Men’s league basketball will begin in the winter and co-ed volleyball will begin in the spring.

Dodge said, because these are league teams, particpants must be members of a team to participate. Since this is the first time the Y has ever done league sports like this, she will see how the season goes and build from there.

The YMCA will offer youth boxing for the first time beginning in December. This is a non-competitive class which teaches youth basic boxing skills and techniques and is open to boys and girls ages 7 to 12.

Returning old favorites

Along with the new programs being offered, Dodge said the YMCA is continuing some of the old favorites.

Among them are open adult soccer every Sunday, and basketball pickup games are returning on Tuesday nights from 7 to 8:30 p.m.

The after school program has openings for a few more children.

“If parents need a safe place for their kids to go for a couple hours after school, it’s usually from 3:30 to 6 p.m.,” said Dodge. “We do two days at the Y, Tuesdays and Thursdays, when they’ll swim most of the time. We’ll also do crafts and things like that. Then Monday, Wednesday and Friday they’ll be over at the school utilizing one of the gyms for physical activities, doing STEM projects, different projects around the library, that kind of stuff.”

Indoor youth soccer will return in October and youth basketball returns in November. Both are open to children ages 3 to 12 with different sessions for 3- to 6-year-olds and 7- to 12-year-olds.

The Balloon Days 5K Walk/Run begins at 8 a.m. Saturday in McKinley Park, Although early registration has ended, runners can still sign up for $35. Door prizes, trophies and medals will be handed out to the winners of each age group.

Other events planned for the remainder of the year include the Great Floating Pumpkin Patch on Oct. 26 and Nerf Wars on Dec. 7. These events are free to members and non-members can participate for the cost of a day pass, which is $11 per family.
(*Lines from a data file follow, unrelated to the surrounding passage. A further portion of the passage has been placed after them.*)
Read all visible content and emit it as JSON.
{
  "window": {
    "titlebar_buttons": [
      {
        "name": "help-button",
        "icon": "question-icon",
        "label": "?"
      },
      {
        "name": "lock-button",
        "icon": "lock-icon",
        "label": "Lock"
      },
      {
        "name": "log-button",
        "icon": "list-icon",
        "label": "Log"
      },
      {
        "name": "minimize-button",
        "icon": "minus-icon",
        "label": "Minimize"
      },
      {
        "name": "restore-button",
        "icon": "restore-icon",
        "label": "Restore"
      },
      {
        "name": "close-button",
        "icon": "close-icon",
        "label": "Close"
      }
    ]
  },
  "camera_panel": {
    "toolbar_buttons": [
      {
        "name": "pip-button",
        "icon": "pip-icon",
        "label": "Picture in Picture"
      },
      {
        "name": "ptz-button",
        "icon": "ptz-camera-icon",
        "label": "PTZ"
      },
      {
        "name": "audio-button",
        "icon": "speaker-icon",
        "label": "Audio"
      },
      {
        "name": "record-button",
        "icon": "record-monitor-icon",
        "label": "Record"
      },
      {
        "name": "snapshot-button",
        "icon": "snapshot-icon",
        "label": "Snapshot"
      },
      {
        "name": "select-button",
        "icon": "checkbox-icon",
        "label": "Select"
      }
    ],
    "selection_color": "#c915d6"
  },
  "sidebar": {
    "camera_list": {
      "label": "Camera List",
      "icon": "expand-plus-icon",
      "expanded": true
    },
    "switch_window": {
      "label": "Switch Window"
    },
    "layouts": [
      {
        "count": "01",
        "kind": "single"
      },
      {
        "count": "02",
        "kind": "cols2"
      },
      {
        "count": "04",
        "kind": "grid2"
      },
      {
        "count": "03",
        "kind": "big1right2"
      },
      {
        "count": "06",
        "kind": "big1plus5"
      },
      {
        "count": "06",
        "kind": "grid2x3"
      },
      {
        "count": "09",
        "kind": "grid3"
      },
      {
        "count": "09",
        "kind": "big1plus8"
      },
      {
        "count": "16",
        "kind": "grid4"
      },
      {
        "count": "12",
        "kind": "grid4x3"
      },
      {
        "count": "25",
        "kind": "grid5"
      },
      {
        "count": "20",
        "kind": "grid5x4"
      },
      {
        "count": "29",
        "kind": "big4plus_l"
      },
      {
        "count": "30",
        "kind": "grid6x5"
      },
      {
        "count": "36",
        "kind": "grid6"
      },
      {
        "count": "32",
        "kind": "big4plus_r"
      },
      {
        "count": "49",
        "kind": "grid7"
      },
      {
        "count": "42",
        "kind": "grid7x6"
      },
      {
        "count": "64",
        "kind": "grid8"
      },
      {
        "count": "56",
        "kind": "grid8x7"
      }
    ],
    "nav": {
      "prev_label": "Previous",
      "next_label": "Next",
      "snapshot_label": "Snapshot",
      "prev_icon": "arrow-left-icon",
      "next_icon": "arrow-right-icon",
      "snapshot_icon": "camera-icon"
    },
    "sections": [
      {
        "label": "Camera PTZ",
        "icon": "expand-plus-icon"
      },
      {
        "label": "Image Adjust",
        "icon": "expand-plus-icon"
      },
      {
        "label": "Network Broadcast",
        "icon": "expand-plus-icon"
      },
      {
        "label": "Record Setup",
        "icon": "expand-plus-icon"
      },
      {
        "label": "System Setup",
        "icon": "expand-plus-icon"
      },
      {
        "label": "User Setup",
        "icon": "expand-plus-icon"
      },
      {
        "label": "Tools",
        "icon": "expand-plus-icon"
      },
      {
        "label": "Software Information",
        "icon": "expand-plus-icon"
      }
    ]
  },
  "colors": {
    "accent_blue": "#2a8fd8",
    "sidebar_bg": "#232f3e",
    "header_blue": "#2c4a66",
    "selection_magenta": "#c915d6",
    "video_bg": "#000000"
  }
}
The YMCA will host a dinner to raise money for its scholarship program on Nov. 3. Social hour will begin at 5 p.m. with dinner followed by a presentation and an auction at 6 p.m.
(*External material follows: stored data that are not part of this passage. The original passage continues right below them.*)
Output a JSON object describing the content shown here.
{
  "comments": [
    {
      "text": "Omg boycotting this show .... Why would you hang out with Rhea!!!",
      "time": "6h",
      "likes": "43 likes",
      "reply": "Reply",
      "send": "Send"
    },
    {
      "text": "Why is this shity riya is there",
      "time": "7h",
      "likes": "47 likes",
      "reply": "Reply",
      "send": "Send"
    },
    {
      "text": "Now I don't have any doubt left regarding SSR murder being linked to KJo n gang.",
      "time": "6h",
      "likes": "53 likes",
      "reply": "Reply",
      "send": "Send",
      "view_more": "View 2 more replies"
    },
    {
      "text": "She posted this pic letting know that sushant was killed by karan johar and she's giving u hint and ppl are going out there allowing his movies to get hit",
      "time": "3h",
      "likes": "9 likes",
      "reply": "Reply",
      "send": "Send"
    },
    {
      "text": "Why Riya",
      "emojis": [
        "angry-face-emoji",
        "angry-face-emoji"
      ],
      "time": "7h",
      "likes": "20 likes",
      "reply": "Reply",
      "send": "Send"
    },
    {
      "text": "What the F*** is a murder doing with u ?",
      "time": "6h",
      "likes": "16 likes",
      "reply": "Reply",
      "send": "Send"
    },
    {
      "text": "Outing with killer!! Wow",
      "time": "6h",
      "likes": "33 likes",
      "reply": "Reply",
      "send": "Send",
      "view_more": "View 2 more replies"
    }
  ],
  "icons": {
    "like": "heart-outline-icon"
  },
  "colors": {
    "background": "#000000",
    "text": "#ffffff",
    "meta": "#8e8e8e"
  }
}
“It’s all about raising funds for the scholarship program, the financial assistance program that we put on throughout the year,” said Dodge. “As a Y organization, we cannot deny anyone the ability to access our facility for an inability to pay. I think our goal this year is to raise $80,000.

“We’ve seen an increase in scholarship and program assistance across the board with swimming lessons, people wanting to lead a healthier lifestyle, our day camp kids, that kind of stuff,” she added. “The only thing that financial assistance does not provide for would be personal training. But if you were doing swim team or day camp or after school, and you needed financial assistance, you could apply for that and receive up to 40 percent off for those programs.”